From Mason Locke Weems
Fredricksbg May. 18. 1820
Very Honord & Esteemd Sir
I send by the stage a copy of what the Critics in these things call “A very interesting history of the Great French War”1—in all its ramifications, I presume, of numbers, moods, Cases &c &c! This Copy belongs to your modest & worthy Son P. Todd Esqr who subscribd to me for it, last winter. I can’t conclude without adding my fond hopes that Doctr. Hunter2 has had the honor to amuse yourself & very Amiable Lady, this Inclement Spring, with the welcome flowers of his finely colouring fancy. You know I dont pretend to talk or write much before you, save to get ideas & information but I must needs say of this same Doctr. Hunter, that I know no luxury beyond that of reposing myself, when weary, on some refreshing green under trees made vocal by Natures Songsters & her rustling gales, and perusing his Enchanting pages.
On returning home I found after a long search, the letter you did me the honor to write to me relative to Marion.3 I thank you much for it. We are about to Steriotype that little Vol. I am preparing a little affair that I hope will divert you—[“]against Dueling”4—with Caricatures that wd not dishonor, Bunbury or even Hogarth5—all American. Wishing that you & yr Excellent Partner may, e’er long, gaze with extacy on the “Sacred Group” of Infant Angels dulce rident, dulce loquent,6 in the pleasant halls of Montpelier, I remain Most Esteemed Sir Yours,
M L Weems
The bundle too late for this Stage, but left at the Stage Office.
RC (DLC). Docketed by JM.
1. Edward Baines, Baine’s History of the Late War, between the United States and Great Britain: With a Critical Appendix, &c. by Ebenezer Harlow Cummins (Baltimore, 1820; Shoemaker 186).
2. For Henry Hunter, see Weems to JM, 22 Jan. 1819, PJM-RS description begins David B. Mattern et al., eds., The Papers of James Madison: Retirement Series (2 vols. to date; Charlottesville, Va., 2009–). description ends 1:404 and n. 3.
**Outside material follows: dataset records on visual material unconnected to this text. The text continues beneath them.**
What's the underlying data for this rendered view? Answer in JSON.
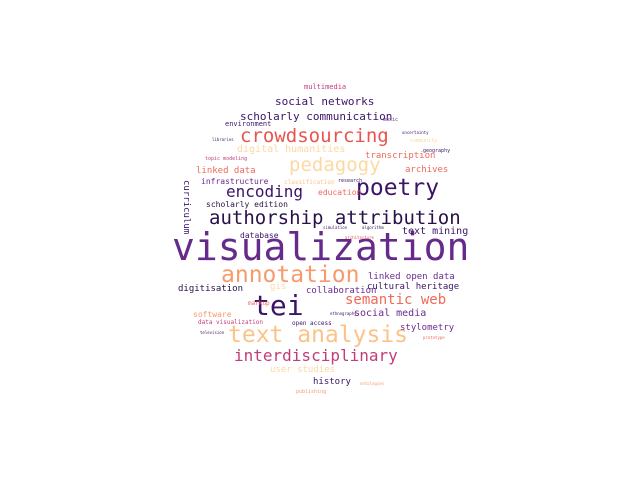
{
  "colors": {
    "background": "#ffffff",
    "palette": [
      "#3b1468",
      "#662a8a",
      "#2a1048",
      "#e8544e",
      "#f0695a",
      "#f79a6c",
      "#fbc38a",
      "#fcd9a2",
      "#c13d7a",
      "#6a2a8f"
    ]
  },
  "words": [
    {
      "text": "visualization"
    },
    {
      "text": "authorship attribution"
    },
    {
      "text": "tei"
    },
    {
      "text": "text analysis"
    },
    {
      "text": "annotation"
    },
    {
      "text": "crowdsourcing"
    },
    {
      "text": "poetry"
    },
    {
      "text": "pedagogy"
    },
    {
      "text": "encoding"
    },
    {
      "text": "interdisciplinary"
    },
    {
      "text": "semantic web"
    },
    {
      "text": "scholarly communication"
    },
    {
      "text": "social networks"
    },
    {
      "text": "digital humanities"
    },
    {
      "text": "transcription"
    },
    {
      "text": "linked data"
    },
    {
      "text": "infrastructure"
    },
    {
      "text": "archives"
    },
    {
      "text": "education"
    },
    {
      "text": "scholarly edition"
    },
    {
      "text": "text mining"
    },
    {
      "text": "database"
    },
    {
      "text": "linked open data"
    },
    {
      "text": "digitisation"
    },
    {
      "text": "collaboration"
    },
    {
      "text": "cultural heritage"
    },
    {
      "text": "social media"
    },
    {
      "text": "stylometry"
    },
    {
      "text": "software"
    },
    {
      "text": "data visualization"
    },
    {
      "text": "user studies"
    },
    {
      "text": "history"
    },
    {
      "text": "environment"
    },
    {
      "text": "multimedia"
    },
    {
      "text": "topic modeling"
    },
    {
      "text": "classification"
    },
    {
      "text": "curriculum"
    },
    {
      "text": "gis"
    },
    {
      "text": "open access"
    },
    {
      "text": "publishing"
    },
    {
      "text": "markup"
    },
    {
      "text": "music"
    },
    {
      "text": "community"
    },
    {
      "text": "research"
    },
    {
      "text": "ethnography"
    },
    {
      "text": "geography"
    },
    {
      "text": "prototype"
    },
    {
      "text": "television"
    },
    {
      "text": "ontologies"
    },
    {
      "text": "architecture"
    },
    {
      "text": "algorithm"
    },
    {
      "text": "uncertainty"
    },
    {
      "text": "libraries"
    },
    {
      "text": "simulation"
    }
  ]
}
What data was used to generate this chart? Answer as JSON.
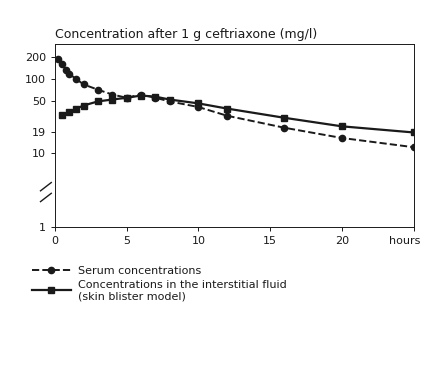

4. Mason Locke Weems, God’s Revenge against Duelling, or, The Duellists Looking Glass … (Georgetown, D.C., 1820; Shoemaker 4233).
5. Henry William Bunbury (1750–1811) was an English amateur artist and caricaturist. William Hogarth (1697–1764) was an English artist best known for his satirical engravings of contemporary life.
6. Dulce rident, dulce loquent: sweetly smiling, sweetly speaking. Weems refers here to the last two lines of an ode of Horace: “dulce ridentem Lalagen amabo, dulce loquentem” (“I will love my sweetly laughing, sweetly prattling Lalage”). Weems may have chosen this allusion to flatter JM, since the moral of the ode is that “from the Righteous Man even the Wild Beasts Run away” (Hor., Odes 1.22.23–24 [Horace: Odes and Epodes, Loeb Classical Library (1978 reprint), 64–65]).